Yukiko Osada

Personal information
- Nationality: Japan
- Born: 14 May 1981 (age 45) Yamanashi, Japan
- Height: 1.64 m (5 ft 4+1⁄2 in)
- Weight: 56 kg (123 lb)

Sport
- Sport: Swimming
- Strokes: Butterfly

Medal record
Women's swimming
Representing Japan
Universiade
| Bronze medal – third place | 2003 Daegu | 200 m butterfly |
| Bronze medal – third place | 2003 Daegu | 4×100 m medley |

= Yukiko Osada =

Japanese swimmer (born 1981)

Yukiko Osada (長田 友喜子, Osada Yukiko) is a retired Japanese swimmer, who specialized in butterfly events. Osada won two bronze medals in the 200 m butterfly and the medley relay at the 2003 Summer Universiade in Daegu, South Korea.
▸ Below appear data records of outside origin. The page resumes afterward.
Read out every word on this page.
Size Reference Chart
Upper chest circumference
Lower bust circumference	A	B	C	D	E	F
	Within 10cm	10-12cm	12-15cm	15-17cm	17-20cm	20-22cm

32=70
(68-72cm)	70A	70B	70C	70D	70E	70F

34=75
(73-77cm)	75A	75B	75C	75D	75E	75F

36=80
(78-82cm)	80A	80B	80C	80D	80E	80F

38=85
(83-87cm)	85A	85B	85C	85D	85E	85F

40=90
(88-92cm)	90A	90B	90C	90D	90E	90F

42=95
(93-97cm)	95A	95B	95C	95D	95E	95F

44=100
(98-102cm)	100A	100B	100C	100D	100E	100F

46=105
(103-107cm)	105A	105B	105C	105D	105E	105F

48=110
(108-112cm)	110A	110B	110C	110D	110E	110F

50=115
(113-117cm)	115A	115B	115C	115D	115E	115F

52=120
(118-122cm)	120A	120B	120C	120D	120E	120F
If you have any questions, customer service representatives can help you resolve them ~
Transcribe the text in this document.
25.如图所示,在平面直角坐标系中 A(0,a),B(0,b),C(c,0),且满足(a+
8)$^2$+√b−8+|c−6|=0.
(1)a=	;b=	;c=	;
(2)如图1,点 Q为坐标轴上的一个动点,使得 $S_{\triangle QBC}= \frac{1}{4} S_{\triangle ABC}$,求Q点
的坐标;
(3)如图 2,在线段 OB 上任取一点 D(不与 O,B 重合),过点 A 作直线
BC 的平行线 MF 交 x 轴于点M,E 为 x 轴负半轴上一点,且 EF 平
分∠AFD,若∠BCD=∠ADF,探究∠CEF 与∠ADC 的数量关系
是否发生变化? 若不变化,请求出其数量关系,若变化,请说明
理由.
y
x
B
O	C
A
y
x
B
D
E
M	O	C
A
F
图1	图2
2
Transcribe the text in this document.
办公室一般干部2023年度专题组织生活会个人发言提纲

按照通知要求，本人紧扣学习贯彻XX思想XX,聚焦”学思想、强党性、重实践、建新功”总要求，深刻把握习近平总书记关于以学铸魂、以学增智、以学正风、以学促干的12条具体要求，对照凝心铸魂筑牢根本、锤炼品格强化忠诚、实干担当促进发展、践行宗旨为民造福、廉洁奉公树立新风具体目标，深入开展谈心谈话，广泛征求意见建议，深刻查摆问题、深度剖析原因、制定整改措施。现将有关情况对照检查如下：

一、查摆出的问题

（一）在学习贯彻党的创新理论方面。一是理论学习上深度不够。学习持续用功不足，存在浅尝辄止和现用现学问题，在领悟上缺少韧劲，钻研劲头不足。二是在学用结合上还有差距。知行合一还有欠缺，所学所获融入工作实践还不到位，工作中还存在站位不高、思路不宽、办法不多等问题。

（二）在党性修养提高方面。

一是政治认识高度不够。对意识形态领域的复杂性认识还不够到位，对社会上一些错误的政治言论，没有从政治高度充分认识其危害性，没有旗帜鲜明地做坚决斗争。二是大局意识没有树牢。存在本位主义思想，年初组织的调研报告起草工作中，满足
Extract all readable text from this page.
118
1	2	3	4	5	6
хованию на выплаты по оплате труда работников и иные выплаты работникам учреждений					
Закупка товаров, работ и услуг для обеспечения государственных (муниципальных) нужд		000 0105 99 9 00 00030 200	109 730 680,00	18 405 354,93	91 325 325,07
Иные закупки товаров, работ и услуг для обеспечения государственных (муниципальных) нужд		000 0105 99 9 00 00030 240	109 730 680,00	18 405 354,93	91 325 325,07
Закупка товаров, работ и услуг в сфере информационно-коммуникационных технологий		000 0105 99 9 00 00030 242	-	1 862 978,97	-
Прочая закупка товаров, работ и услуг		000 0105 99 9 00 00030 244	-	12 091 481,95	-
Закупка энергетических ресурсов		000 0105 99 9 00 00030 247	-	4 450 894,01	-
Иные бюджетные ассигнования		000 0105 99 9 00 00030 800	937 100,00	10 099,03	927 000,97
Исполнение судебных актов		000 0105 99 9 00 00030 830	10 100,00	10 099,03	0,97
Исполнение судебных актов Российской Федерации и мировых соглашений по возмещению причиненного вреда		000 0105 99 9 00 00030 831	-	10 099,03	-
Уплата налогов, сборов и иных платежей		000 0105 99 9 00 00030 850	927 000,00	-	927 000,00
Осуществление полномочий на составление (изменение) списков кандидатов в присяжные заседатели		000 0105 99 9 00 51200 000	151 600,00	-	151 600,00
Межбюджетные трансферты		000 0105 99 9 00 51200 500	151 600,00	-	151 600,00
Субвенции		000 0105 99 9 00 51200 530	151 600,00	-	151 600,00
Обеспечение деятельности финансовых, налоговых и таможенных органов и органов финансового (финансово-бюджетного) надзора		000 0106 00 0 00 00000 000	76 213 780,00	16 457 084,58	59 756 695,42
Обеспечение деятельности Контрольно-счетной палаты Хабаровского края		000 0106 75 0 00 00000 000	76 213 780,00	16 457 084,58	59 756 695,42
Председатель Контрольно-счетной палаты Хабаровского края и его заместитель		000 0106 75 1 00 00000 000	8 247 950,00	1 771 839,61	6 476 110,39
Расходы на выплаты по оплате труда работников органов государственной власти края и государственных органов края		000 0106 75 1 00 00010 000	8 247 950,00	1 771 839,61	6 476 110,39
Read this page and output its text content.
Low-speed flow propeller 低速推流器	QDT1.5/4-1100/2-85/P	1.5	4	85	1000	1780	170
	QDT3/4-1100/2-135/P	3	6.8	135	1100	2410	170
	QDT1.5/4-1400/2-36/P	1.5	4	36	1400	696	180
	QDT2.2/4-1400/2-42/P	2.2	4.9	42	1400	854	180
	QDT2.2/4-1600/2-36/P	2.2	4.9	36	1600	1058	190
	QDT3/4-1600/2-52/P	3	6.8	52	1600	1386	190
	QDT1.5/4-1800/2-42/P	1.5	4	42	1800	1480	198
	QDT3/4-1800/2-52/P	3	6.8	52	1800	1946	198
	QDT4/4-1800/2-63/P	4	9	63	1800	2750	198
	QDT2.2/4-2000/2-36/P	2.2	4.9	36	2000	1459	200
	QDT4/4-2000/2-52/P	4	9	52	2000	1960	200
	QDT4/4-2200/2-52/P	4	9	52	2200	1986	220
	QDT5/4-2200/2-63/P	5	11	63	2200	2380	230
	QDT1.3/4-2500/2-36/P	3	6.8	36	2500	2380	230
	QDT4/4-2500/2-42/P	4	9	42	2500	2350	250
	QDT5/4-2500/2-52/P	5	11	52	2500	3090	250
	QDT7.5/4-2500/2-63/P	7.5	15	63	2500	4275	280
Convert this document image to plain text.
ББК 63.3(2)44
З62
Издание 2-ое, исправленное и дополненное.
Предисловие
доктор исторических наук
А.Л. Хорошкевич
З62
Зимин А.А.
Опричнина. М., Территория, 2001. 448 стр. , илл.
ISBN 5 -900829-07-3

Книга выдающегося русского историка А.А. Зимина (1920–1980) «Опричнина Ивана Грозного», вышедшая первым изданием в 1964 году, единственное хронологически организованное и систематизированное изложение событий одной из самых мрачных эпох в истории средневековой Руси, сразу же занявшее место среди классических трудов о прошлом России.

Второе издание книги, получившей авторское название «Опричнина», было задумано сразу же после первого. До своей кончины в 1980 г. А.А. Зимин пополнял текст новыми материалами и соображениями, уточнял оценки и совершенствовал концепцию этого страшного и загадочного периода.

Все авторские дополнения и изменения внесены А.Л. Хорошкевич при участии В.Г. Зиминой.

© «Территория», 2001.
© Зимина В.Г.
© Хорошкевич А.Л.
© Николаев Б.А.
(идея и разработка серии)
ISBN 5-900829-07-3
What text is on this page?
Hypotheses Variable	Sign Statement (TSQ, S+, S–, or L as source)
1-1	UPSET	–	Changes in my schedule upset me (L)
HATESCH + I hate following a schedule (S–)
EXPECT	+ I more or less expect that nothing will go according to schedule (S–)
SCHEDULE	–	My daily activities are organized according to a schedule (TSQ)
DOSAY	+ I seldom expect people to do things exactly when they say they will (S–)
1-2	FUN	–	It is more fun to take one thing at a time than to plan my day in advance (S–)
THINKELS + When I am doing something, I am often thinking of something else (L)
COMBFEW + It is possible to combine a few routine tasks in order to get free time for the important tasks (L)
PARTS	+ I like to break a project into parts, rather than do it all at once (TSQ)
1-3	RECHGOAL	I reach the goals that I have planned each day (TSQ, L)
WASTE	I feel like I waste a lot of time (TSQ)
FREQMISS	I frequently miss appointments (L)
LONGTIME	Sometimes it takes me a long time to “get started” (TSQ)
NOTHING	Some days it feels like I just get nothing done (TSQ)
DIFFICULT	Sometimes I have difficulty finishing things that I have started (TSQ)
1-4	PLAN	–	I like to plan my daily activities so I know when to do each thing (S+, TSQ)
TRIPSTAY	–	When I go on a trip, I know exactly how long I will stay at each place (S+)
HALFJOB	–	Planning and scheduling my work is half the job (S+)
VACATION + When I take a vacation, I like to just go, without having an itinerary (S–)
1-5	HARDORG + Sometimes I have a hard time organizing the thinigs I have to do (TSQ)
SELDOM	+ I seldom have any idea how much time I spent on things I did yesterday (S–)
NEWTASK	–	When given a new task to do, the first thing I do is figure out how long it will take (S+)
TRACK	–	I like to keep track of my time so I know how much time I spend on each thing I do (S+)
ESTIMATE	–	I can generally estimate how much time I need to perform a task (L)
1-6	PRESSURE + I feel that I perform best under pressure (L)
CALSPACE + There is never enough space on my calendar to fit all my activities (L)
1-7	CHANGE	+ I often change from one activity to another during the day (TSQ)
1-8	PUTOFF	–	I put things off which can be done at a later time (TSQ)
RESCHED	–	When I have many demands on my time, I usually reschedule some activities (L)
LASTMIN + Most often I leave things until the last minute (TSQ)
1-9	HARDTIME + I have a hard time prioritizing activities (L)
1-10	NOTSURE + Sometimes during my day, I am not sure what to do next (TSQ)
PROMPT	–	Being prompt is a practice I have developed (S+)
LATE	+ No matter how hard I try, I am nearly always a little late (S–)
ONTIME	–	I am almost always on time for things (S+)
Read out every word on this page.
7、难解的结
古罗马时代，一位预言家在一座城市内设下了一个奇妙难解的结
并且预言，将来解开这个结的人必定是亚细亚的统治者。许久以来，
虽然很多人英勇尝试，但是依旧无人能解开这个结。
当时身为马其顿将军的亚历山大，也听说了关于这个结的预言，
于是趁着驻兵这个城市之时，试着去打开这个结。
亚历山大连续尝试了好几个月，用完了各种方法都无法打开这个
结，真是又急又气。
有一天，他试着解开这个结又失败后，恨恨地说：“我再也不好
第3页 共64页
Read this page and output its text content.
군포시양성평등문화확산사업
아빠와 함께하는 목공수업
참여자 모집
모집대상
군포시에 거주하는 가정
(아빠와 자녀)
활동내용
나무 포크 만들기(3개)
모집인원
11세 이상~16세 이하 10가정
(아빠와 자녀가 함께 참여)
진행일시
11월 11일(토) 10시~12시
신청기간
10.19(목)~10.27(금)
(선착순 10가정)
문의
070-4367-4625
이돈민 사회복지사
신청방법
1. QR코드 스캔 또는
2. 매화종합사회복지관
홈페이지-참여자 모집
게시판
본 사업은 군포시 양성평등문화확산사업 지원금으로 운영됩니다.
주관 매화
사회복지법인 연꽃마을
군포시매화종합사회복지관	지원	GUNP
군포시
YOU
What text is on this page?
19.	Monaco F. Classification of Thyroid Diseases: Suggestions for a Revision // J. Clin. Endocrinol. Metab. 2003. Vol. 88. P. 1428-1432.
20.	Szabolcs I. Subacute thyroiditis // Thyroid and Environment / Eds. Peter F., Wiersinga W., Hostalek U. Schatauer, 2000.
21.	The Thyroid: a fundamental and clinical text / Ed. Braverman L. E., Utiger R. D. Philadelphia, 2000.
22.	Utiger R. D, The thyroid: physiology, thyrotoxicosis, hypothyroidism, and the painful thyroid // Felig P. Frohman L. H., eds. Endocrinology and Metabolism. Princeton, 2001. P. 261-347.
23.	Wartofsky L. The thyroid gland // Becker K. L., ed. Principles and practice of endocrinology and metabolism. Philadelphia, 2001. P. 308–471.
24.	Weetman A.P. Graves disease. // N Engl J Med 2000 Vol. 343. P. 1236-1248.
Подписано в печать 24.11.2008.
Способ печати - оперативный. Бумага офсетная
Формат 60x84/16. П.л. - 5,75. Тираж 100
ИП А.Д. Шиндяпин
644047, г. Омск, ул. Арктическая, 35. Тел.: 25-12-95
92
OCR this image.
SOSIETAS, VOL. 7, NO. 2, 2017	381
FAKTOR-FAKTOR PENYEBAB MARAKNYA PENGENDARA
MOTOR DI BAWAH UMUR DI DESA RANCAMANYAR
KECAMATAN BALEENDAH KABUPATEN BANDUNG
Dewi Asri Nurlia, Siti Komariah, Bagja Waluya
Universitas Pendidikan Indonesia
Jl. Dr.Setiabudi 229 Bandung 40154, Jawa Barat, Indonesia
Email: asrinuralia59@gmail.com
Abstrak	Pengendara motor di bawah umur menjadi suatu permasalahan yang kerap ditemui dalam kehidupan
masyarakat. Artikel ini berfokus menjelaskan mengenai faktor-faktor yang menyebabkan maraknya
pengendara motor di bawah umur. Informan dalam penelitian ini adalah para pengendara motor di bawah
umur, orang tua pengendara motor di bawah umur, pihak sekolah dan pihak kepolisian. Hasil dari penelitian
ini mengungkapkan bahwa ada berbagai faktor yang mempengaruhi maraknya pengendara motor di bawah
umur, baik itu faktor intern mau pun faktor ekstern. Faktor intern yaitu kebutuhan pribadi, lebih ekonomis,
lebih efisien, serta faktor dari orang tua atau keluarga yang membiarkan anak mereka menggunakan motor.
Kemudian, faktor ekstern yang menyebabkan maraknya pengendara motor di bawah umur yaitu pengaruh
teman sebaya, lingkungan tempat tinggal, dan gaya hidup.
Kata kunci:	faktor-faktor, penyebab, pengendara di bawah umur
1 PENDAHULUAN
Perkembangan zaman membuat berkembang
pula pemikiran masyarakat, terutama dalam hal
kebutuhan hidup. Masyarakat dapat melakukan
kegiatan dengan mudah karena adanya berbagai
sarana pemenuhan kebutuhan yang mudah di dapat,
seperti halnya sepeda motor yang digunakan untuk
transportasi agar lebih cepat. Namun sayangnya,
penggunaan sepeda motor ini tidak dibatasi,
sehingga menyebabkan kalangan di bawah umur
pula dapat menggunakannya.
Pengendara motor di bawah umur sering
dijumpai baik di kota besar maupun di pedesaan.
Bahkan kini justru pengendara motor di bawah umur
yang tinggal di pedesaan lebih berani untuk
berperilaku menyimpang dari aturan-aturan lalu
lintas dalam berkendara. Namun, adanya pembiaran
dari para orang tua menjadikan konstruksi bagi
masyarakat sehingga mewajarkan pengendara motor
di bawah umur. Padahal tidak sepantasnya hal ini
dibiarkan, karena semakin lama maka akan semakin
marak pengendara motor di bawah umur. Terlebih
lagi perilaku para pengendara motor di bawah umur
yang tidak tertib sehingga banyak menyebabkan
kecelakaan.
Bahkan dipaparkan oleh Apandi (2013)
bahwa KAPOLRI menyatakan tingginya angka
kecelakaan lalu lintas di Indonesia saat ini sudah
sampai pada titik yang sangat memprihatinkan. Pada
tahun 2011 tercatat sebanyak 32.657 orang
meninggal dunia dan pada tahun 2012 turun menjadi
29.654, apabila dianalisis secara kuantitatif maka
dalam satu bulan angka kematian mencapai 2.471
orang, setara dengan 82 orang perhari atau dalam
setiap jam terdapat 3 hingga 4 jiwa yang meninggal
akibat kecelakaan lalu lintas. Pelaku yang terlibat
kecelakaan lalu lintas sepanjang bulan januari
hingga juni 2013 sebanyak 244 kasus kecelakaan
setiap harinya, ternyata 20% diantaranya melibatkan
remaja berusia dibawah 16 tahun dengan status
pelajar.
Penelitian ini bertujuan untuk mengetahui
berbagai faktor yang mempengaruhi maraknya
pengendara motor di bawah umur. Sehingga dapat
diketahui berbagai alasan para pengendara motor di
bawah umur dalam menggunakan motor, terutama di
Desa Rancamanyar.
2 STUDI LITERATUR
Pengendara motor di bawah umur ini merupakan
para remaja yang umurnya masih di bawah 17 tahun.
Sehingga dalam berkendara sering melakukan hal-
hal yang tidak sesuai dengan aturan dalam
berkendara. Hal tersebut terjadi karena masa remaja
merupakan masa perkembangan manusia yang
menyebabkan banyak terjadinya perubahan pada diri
Osada qualified for the women's 200 m butterfly at the 2004 Summer Olympics in Athens, by attaining an A-standard entry time of 2:09.97 from the national championships. In the morning's preliminary heats, she recorded the eighth fastest qualifying time of 2:11.20 to secure her spot in the semifinal run. On the evening session, Osada failed to qualify for the final run, as she placed thirteenth overall in the semifinals, with a fourth slowest time of 2:11.35.